There are multiple reasons why young athletes can become injured, these include returning to full activity participation too quickly, biomechanical issues, improper equipment and not having a physical exam before starting training and especially after recovering from an injury or health issue.

Types of injuries

Young athletes usually sustain three types of injuries:
  1. Acute injury which occurs from a single, traumatic event such as broken bones, sprains, concussions and dislocations. 
  2. Overuse injuries which are injuries that occur over time from repetitive actions. Some overuse injuries can include shin splints, tendinitis and stress fractures. 
  3. Recurrent injuries which are injuries sustained when an athlete returns to the playing field before the injury has fully healed, or if he or she returns too fast, rather than gradually building fitness. 
How to teach student athletes to play safe 
  1. Physical exams at the beginning of the season allow athletes to be prescreened for injuries or health issues. 
  2. Warm ups and cool downs should be done before and after any physical activity. A light jog will bring the athletes heart rate up from the resting rate. Jogging warms the muscles, which are more susceptible to injury when cold. Cool downs bring the heart rate down and help clear the build-up of lactic acid, allowing athletes to be less sore, thus expediting recovery for the next day. 
  3. Using proper training techniques and equipment teaches good fundamentals while minimizing injuries in the short and long term. Improper technique can lead to serious injuries; explaining and demonstrating the right way to perform a skill is crucial in injury prevention and development of the athlete. Using gear which fits and which is appropriate to the sport helps prevent injuries and keeps the athlete safe. 
  4. Gradually increase training to allow athletes to adjust and recover properly. An off-season program is also beneficial to your athletes as it allows them to stay in shape, without having to start from scratch at the beginning of the season. 
Many school sports injuries are preventable through proper training, use of proper equipment and right conditioning. To build a successful team you have to have all your athletes’ healthy and ready to contribute. Keeping your team healthy makes the experience more memorable and gives your team the best chance of achieving its goals.

References from the SIRC Collection:

1. Brumitt J. Injury Prevention for High School Female Cross-Country Athletes.
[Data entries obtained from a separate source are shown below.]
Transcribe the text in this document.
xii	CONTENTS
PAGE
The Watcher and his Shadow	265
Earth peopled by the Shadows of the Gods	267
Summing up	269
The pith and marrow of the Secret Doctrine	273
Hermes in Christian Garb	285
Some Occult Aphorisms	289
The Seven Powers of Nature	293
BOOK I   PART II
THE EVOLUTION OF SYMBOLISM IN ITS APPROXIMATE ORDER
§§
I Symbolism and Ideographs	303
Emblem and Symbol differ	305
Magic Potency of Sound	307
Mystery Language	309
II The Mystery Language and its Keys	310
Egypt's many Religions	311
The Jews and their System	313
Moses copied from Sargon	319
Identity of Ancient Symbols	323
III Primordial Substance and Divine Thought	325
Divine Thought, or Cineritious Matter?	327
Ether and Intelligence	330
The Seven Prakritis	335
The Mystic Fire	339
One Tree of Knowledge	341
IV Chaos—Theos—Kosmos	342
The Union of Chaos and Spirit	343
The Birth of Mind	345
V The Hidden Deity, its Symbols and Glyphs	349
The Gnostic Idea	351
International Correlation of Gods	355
Athletic Therapy Today. July 2009;14(4):8-12.
2. INJURY PREVENTION AND PERFORMANCE. Journal Of Pure Power. April 2009;4(2):58-60.
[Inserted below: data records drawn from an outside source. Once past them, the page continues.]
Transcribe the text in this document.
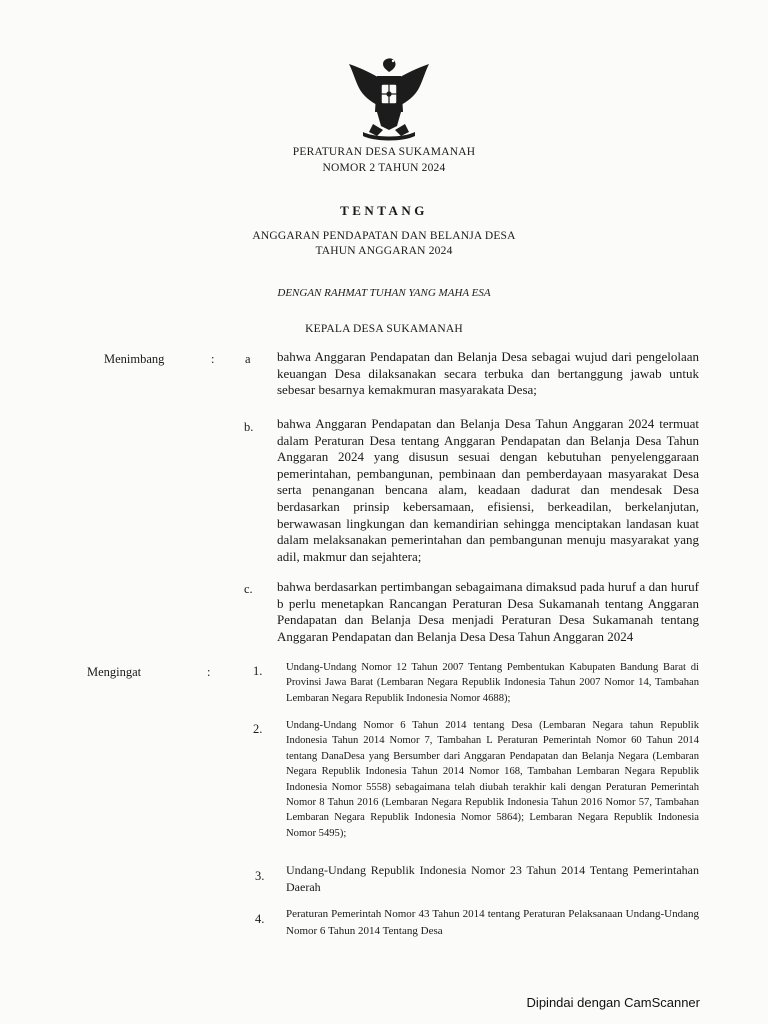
PERATURAN DESA SUKAMANAH
NOMOR 2 TAHUN 2024
TENTANG
ANGGARAN PENDAPATAN DAN BELANJA DESA
TAHUN ANGGARAN 2024
DENGAN RAHMAT TUHAN YANG MAHA ESA
KEPALA DESA SUKAMANAH
Menimbang	: a bahwa Anggaran Pendapatan dan Belanja Desa sebagai wujud dari pengelolaan keuangan Desa dilaksanakan secara terbuka dan bertanggung jawab untuk sebesar besarnya kemakmuran masyarakata Desa;
b. bahwa Anggaran Pendapatan dan Belanja Desa Tahun Anggaran 2024 termuat dalam Peraturan Desa tentang Anggaran Pendapatan dan Belanja Desa Tahun Anggaran 2024 yang disusun sesuai dengan kebutuhan penyelenggaraan pemerintahan, pembangunan, pembinaan dan pemberdayaan masyarakat Desa serta penanganan bencana alam, keadaan dadurat dan mendesak Desa berdasarkan prinsip kebersamaan, efisiensi, berkeadilan, berkelanjutan, berwawasan lingkungan dan kemandirian sehingga menciptakan landasan kuat dalam melaksanakan pemerintahan dan pembangunan menuju masyarakat yang adil, makmur dan sejahtera;
c. bahwa berdasarkan pertimbangan sebagaimana dimaksud pada huruf a dan huruf b perlu menetapkan Rancangan Peraturan Desa Sukamanah tentang Anggaran Pendapatan dan Belanja Desa menjadi Peraturan Desa Sukamanah tentang Anggaran Pendapatan dan Belanja Desa Desa Tahun Anggaran 2024
Mengingat	:	1. Undang-Undang Nomor 12 Tahun 2007 Tentang Pembentukan Kabupaten Bandung Barat di Provinsi Jawa Barat (Lembaran Negara Republik Indonesia Tahun 2007 Nomor 14, Tambahan Lembaran Negara Republik Indonesia Nomor 4688);
2. Undang-Undang Nomor 6 Tahun 2014 tentang Desa (Lembaran Negara tahun Republik Indonesia Tahun 2014 Nomor 7, Tambahan L Peraturan Pemerintah Nomor 60 Tahun 2014 tentang DanaDesa yang Bersumber dari Anggaran Pendapatan dan Belanja Negara (Lembaran Negara Republik Indonesia Tahun 2014 Nomor 168, Tambahan Lembaran Negara Republik Indonesia Nomor 5558) sebagaimana telah diubah terakhir kali dengan Peraturan Pemerintah Nomor 8 Tahun 2016 (Lembaran Negara Republik Indonesia Tahun 2016 Nomor 57, Tambahan Lembaran Negara Republik Indonesia Nomor 5864); Lembaran Negara Republik Indonesia Nomor 5495);
3. Undang-Undang Republik Indonesia Nomor 23 Tahun 2014 Tentang Pemerintahan Daerah
4. Peraturan Pemerintah Nomor 43 Tahun 2014 tentang Peraturan Pelaksanaan Undang-Undang Nomor 6 Tahun 2014 Tentang Desa
Dipindai dengan CamScanner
3. Knowles S, Marshall S, Guskiewicz K. Issues in Estimating Risks and Rates in Sports Injury Research. Journal Of Athletic Training. April 2006;41(2):207-215.
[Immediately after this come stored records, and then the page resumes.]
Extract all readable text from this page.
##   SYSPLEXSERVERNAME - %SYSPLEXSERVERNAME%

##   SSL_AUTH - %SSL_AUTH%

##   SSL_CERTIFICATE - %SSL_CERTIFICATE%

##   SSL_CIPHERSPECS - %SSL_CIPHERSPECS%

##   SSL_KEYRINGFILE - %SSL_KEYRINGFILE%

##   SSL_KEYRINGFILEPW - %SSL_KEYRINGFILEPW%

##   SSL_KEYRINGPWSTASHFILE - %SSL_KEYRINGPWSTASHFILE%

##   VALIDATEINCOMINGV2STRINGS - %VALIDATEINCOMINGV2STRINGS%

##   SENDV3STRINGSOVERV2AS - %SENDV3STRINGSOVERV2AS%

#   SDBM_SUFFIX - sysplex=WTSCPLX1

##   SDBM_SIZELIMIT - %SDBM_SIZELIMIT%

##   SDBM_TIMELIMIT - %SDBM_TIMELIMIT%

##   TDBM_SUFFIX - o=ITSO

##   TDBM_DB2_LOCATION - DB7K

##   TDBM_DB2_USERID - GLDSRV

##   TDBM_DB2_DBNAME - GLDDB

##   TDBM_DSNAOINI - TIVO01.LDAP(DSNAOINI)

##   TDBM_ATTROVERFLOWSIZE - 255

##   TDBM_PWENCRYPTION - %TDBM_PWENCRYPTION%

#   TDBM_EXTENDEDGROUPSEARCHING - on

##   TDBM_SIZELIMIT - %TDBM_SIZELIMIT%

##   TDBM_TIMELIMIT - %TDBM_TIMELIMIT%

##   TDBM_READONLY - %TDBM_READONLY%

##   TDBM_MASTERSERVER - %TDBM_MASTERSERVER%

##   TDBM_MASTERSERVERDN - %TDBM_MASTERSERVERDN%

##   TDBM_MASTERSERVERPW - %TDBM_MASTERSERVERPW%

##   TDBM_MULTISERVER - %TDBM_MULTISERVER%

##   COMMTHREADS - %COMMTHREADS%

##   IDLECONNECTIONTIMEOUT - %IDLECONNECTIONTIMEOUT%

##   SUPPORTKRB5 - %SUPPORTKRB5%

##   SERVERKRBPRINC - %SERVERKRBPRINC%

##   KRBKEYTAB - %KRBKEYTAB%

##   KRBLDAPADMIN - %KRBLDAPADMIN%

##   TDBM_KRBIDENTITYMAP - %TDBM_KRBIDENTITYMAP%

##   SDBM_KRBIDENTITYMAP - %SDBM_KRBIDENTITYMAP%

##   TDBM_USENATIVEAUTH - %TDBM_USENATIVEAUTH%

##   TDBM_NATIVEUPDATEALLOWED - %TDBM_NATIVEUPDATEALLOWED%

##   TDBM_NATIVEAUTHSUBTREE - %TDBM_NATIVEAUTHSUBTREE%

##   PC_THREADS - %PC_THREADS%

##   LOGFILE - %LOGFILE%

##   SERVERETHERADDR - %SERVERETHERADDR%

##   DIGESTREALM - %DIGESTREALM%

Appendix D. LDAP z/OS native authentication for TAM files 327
4. R C C. The prevention of catastrophic head and spine injuries in high school and college sports. British Journal Of Sports Medicine. December 2009;43(13):981-986.
5. Sarmiento K, Mitchko J, Klein C, Wong S. Evaluation of the Centers for Disease Control and Prevention's Concussion Initiative for High School Coaches: “Heads Up: Concussion in High School Sports”. Journal Of School Health. March 2010;80(3):112-118. 
6. Shanley E, Rauh M, Michener L, Ellenbecker T. Incidence of Injuries in High School Softball and Baseball Players. Journal Of Athletic Training. November 2011;46(6):648-654. 
7. Yang J, Bowling J, Lewis M, Marshall S, Runyan C, Mueller F. Use of Discretionary Protective Equipment in High School Athletes: Prevalence and Determinants. American Journal Of Public Health. November 2005;95(11):1996-2002.